Home has always been special to me. But it's not always been a well-grounded place. My childhood home was often filled with tension, dishonesty, and inharmony. There was alcoholism and abuse.
But then, in my late teens, I came home, so to speak, when I started studying Christian Science. I began to attend church services and was parented, or guided, by the Bible and the Christian Science textbook, "Science and Health with Key to the Scriptures" by Mary Baker Eddy. I started to know myself as God's child, a sweet daughter never outside the love of God's care.
Several years later I married, and over the years had four children. I continued to be guided in the raising of our own children by daily study of the Bible and Science and Health. Although very busy, finally home was generally a happy place, and I was doing the very best I could to protect my children from some of the hardships I'd endured.
Then one day pretty much unexpectedly, my husband left us and moved far away. It felt as though a wrecking ball had been taken to my home. A feeling of hopelessness nearly consumed my waking moments. I'd never felt such anger before. Yet, knowing that my children follow my example, I didn't want to teach them to hate or be indifferent.
I had come to know God over the years as a shepherd, a loving parent, a good friend. And so I turned to my loving parent day and night for guidance and help. When the children were in school, I would sit at the kitchen table with my Bible and Science and Health, and I would let the truths in these books literally teach me how to behave, what to do. One statement that was particularly helpful was this question in Science and Health: "Are we really grateful for the good already received?" (p. 3).

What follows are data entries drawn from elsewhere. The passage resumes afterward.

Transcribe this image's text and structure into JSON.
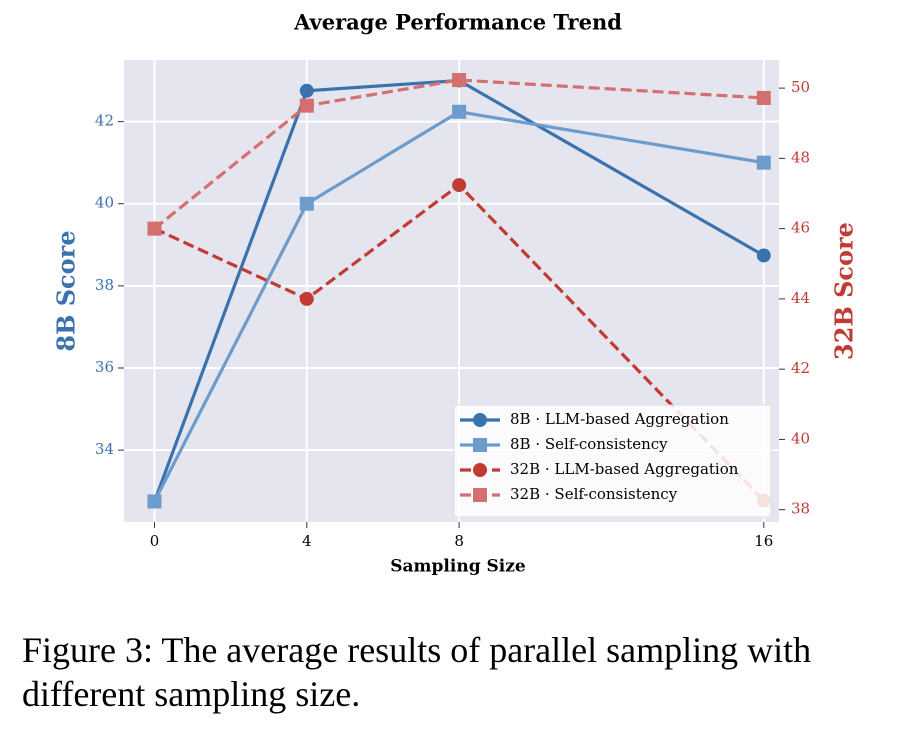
{
  "chart_data": {
    "type": "line",
    "title": "Average Performance Trend",
    "x_label": "Sampling Size",
    "y_label": "8B Score",
    "y2_label": "32B Score",
    "x": [
      0,
      4,
      8,
      16
    ],
    "xlim": [
      -0.8,
      16.4
    ],
    "xticks": [
      0,
      4,
      8,
      16
    ],
    "ylim": [
      32.25,
      43.5
    ],
    "yticks": [
      34,
      36,
      38,
      40,
      42
    ],
    "y2lim": [
      37.65,
      50.8
    ],
    "y2ticks": [
      38,
      40,
      42,
      44,
      46,
      48,
      50
    ],
    "grid": true,
    "legend_position": "lower right",
    "series": [
      {
        "name": "8B · LLM-based Aggregation",
        "color": "#3a72ad",
        "linestyle": "solid",
        "marker": "circle",
        "axis": "y",
        "values": [
          32.75,
          42.75,
          43.0,
          38.74
        ]
      },
      {
        "name": "8B · Self-consistency",
        "color": "#6b9ccb",
        "linestyle": "solid",
        "marker": "square",
        "axis": "y",
        "values": [
          32.75,
          40.0,
          42.24,
          41.0
        ]
      },
      {
        "name": "32B · LLM-based Aggregation",
        "color": "#c23b33",
        "linestyle": "dashed",
        "marker": "circle",
        "axis": "y2",
        "values": [
          46.0,
          44.0,
          47.24,
          38.26
        ]
      },
      {
        "name": "32B · Self-consistency",
        "color": "#d46f6f",
        "linestyle": "dashed",
        "marker": "square",
        "axis": "y2",
        "values": [
          46.0,
          49.5,
          50.23,
          49.72
        ]
      }
    ]
  },
  "caption": "Figure 3: The average results of parallel sampling with different sampling size."
}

On a walk one day, I wouldn't let myself go back in the house until I'd dropped just a bit of the baggage I'd left the house with. That time gratitude saved me. A list of things to be grateful for didn't flow like a river, but finally I was able to be so grateful for God, even in the midst of the darkness. Gratitude calmed my fears, opened doors, and would not let me spiral downward.
A trust in God to care for each need eventually replaced great fear of where we would live and what we would do. And of course the more peaceful I was, the more the children felt at home, too. God, divine Love, guided me through the legal process of the divorce as well.
The 91st Psalm was especially helpful. I read it almost every day. The promise in the first verse, "He that dwelleth in the secret place of the most High shall abide under the shadow of the Almighty," was home. This is where I lived. This is where my children lived, and yes, their father, too.
That verse read like this to my broken heart: "My dear daughter, you and your children are Mine. I have created you and made you good. Stay right here under My wings, My infinite love, and I will care for all your needs. Let My will be done, and only good will follow."
The next verse is "I will say of the Lord, He is my refuge and my fortress: my God; in him will I trust." Our home, refuge, could be established only on God's foundation. Trusting God was home.
This sounds rather neat and tidy 12 years later. Yet it was hard work to keep my thought with God rather than on the injustice of it all. But like the beaver, I persisted and built a stronger sense of home for my children and me, and it continues to be a well-grounded refuge for our family.